Pour les généralistes, la distance thérapeutique physique passe, par exemple, par un bureau séparé des chaises des patients d’un mètre en moyenne

Pour les généralistes, la distance thérapeutique physique passe, par exemple, par un bureau séparé des chaises des patients d’un mètre en moyenne
Crédit photo : GARO/PHANIE

La tendance est nette depuis quelques années. Désormais, 80 % des annonces de remplacements de médecins libéraux sur les réseaux sociaux s’accompagnent de photos du cabinet médical qui, à lire certains commentaires, peut faciliter la mise en contact en comparaison aux annonces exclusivement écrites. Si les soignants sont sensibles à l’environnement dans les soins, c’est aussi – et avant tout – le cas des patients. Les thèses en médecine générale sur l’agencement et la décoration d’un environnement de soin se multiplient.

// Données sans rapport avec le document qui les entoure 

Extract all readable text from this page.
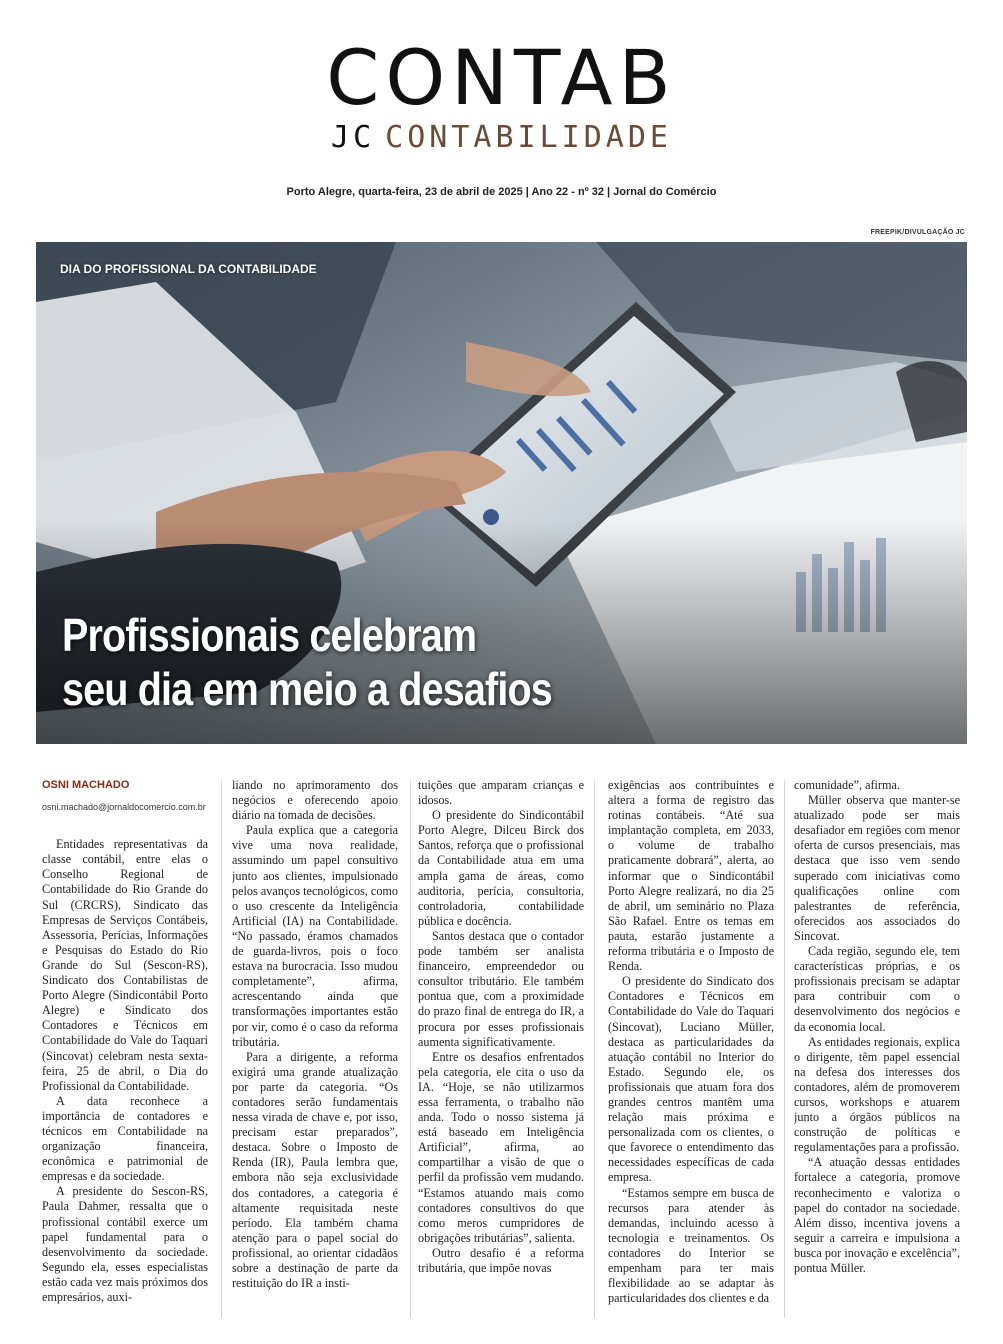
CONTAB
JC CONTABILIDADE
Porto Alegre, quarta-feira, 23 de abril de 2025 | Ano 22 - nº 32 | Jornal do Comércio
FREEPIK/DIVULGAÇÃO JC
DIA DO PROFISSIONAL DA CONTABILIDADE
Profissionais celebram
seu dia em meio a desafios
OSNI MACHADO
osni.machado@jornaldocomercio.com.br

Entidades representativas da classe contábil, entre elas o Conselho Regional de Contabilidade do Rio Grande do Sul (CRCRS), Sindicato das Empresas de Serviços Contábeis, Assessoria, Perícias, Informações e Pesquisas do Estado do Rio Grande do Sul (Sescon-RS), Sindicato dos Contabilistas de Porto Alegre (Sindicontábil Porto Alegre) e Sindicato dos Contadores e Técnicos em Contabilidade do Vale do Taquari (Sincovat) celebram nesta sexta-feira, 25 de abril, o Dia do Profissional da Contabilidade.

A data reconhece a importância de contadores e técnicos em Contabilidade na organização financeira, econômica e patrimonial de empresas e da sociedade.

A presidente do Sescon-RS, Paula Dahmer, ressalta que o profissional contábil exerce um papel fundamental para o desenvolvimento da sociedade. Segundo ela, esses especialistas estão cada vez mais próximos dos empresários, auxi-

liando no aprimoramento dos negócios e oferecendo apoio diário na tomada de decisões.

Paula explica que a categoria vive uma nova realidade, assumindo um papel consultivo junto aos clientes, impulsionado pelos avanços tecnológicos, como o uso crescente da Inteligência Artificial (IA) na Contabilidade. “No passado, éramos chamados de guarda-livros, pois o foco estava na burocracia. Isso mudou completamente”, afirma, acrescentando ainda que transformações importantes estão por vir, como é o caso da reforma tributária.

Para a dirigente, a reforma exigirá uma grande atualização por parte da categoria. “Os contadores serão fundamentais nessa virada de chave e, por isso, precisam estar preparados”, destaca. Sobre o Imposto de Renda (IR), Paula lembra que, embora não seja exclusividade dos contadores, a categoria é altamente requisitada neste período. Ela também chama atenção para o papel social do profissional, ao orientar cidadãos sobre a destinação de parte da restituição do IR a insti-

tuições que amparam crianças e idosos.

O presidente do Sindicontábil Porto Alegre, Dilceu Birck dos Santos, reforça que o profissional da Contabilidade atua em uma ampla gama de áreas, como auditoria, perícia, consultoria, controladoria, contabilidade pública e docência.

Santos destaca que o contador pode também ser analista financeiro, empreendedor ou consultor tributário. Ele também pontua que, com a proximidade do prazo final de entrega do IR, a procura por esses profissionais aumenta significativamente.

Entre os desafios enfrentados pela categoria, ele cita o uso da IA. “Hoje, se não utilizarmos essa ferramenta, o trabalho não anda. Todo o nosso sistema já está baseado em Inteligência Artificial”, afirma, ao compartilhar a visão de que o perfil da profissão vem mudando. “Estamos atuando mais como contadores consultivos do que como meros cumpridores de obrigações tributárias”, salienta.

Outro desafio é a reforma tributária, que impõe novas

exigências aos contribuintes e altera a forma de registro das rotinas contábeis. “Até sua implantação completa, em 2033, o volume de trabalho praticamente dobrará”, alerta, ao informar que o Sindicontábil Porto Alegre realizará, no dia 25 de abril, um seminário no Plaza São Rafael. Entre os temas em pauta, estarão justamente a reforma tributária e o Imposto de Renda.

O presidente do Sindicato dos Contadores e Técnicos em Contabilidade do Vale do Taquari (Sincovat), Luciano Müller, destaca as particularidades da atuação contábil no Interior do Estado. Segundo ele, os profissionais que atuam fora dos grandes centros mantêm uma relação mais próxima e personalizada com os clientes, o que favorece o entendimento das necessidades específicas de cada empresa.

“Estamos sempre em busca de recursos para atender às demandas, incluindo acesso à tecnologia e treinamentos. Os contadores do Interior se empenham para ter mais flexibilidade ao se adaptar às particularidades dos clientes e da

comunidade”, afirma.

Müller observa que manter-se atualizado pode ser mais desafiador em regiões com menor oferta de cursos presenciais, mas destaca que isso vem sendo superado com iniciativas como qualificações online com palestrantes de referência, oferecidos aos associados do Sincovat.

Cada região, segundo ele, tem características próprias, e os profissionais precisam se adaptar para contribuir com o desenvolvimento dos negócios e da economia local.

As entidades regionais, explica o dirigente, têm papel essencial na defesa dos interesses dos contadores, além de promoverem cursos, workshops e atuarem junto a órgãos públicos na construção de políticas e regulamentações para a profissão.

“A atuação dessas entidades fortalece a categoria, promove reconhecimento e valoriza o papel do contador na sociedade. Além disso, incentiva jovens a seguir a carreira e impulsiona a busca por inovação e excelência”, pontua Müller.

Quatre principaux axes d’action

Sur quelles recommandations se fonder pour décorer son cabinet ? Depuis la loi du 11 février 2005, des normes d’accessibilité pour les personnes à mobilité réduite (PMR) ont été mises en place. Le code de déontologie évoque « une installation convenable » qui permet le respect du secret professionnel et la sécurité des soins. La Haute Autorité de santé propose des recommandations d’hygiène : point d’eau, gestion des déchets, revêtements lavables tout en évitant les plantes, vases ou aquariums. Ces restrictions – très limitées – ont permis le développement d’une nouvelle discipline, d’abord aux États-Unis puis en Europe : le design médical fondé sur les preuves. Cette tendance repose sur des champs très divers tels que la psychologie environnementale, l’architecture et les neurosciences dans le but d’améliorer le bien-être des patients et du personnel, la guérison des patients et la sécurité des soins.

Quatre principaux axes d’action sont proposés : éliminer les facteurs environnementaux connus de stress (bruit, images anxiogènes), cultiver le sentiment de contrôle (luminosité, pudeur), promouvoir le soutien social (chaises groupées en salle d’attente) et fournir un accès à la nature et autres distractions positives (musique, écrans). En France, des cabinets d’architectes d’intérieur se sont spécialisés dans l’aménagement des lieux de soins.

« Carte de visite » du cabinet

Interrogés par des thésards sur les éléments de décoration qu’ils utilisent pour leur cabinet, les médecins généralistes mettent en avant la distance thérapeutique physique (bureau séparé des chaises des patients d’un mètre en moyenne, lieu spacieux et confortable), mais aussi interpersonnelle (peu de photos intimes sauf pour signifier le fait d’être en couple ou d’avoir des enfants, pour éviter les situations confuses). L’affichage des diplômes sur le mur est davantage pratiqué dans les générations les plus âgées. Sur les éléments mobiliers, pas d’unanimité médicale : il semble que, comme dans la vie, les goûts en matière d’aménagement varient énormément selon les praticiens. À analyser les photos de cabinet postées sur les réseaux sociaux, on note que les médecins privilégient désormais une certaine standardisation des éléments mobiliers et des couleurs, assez proche des aménagements des Airbnb.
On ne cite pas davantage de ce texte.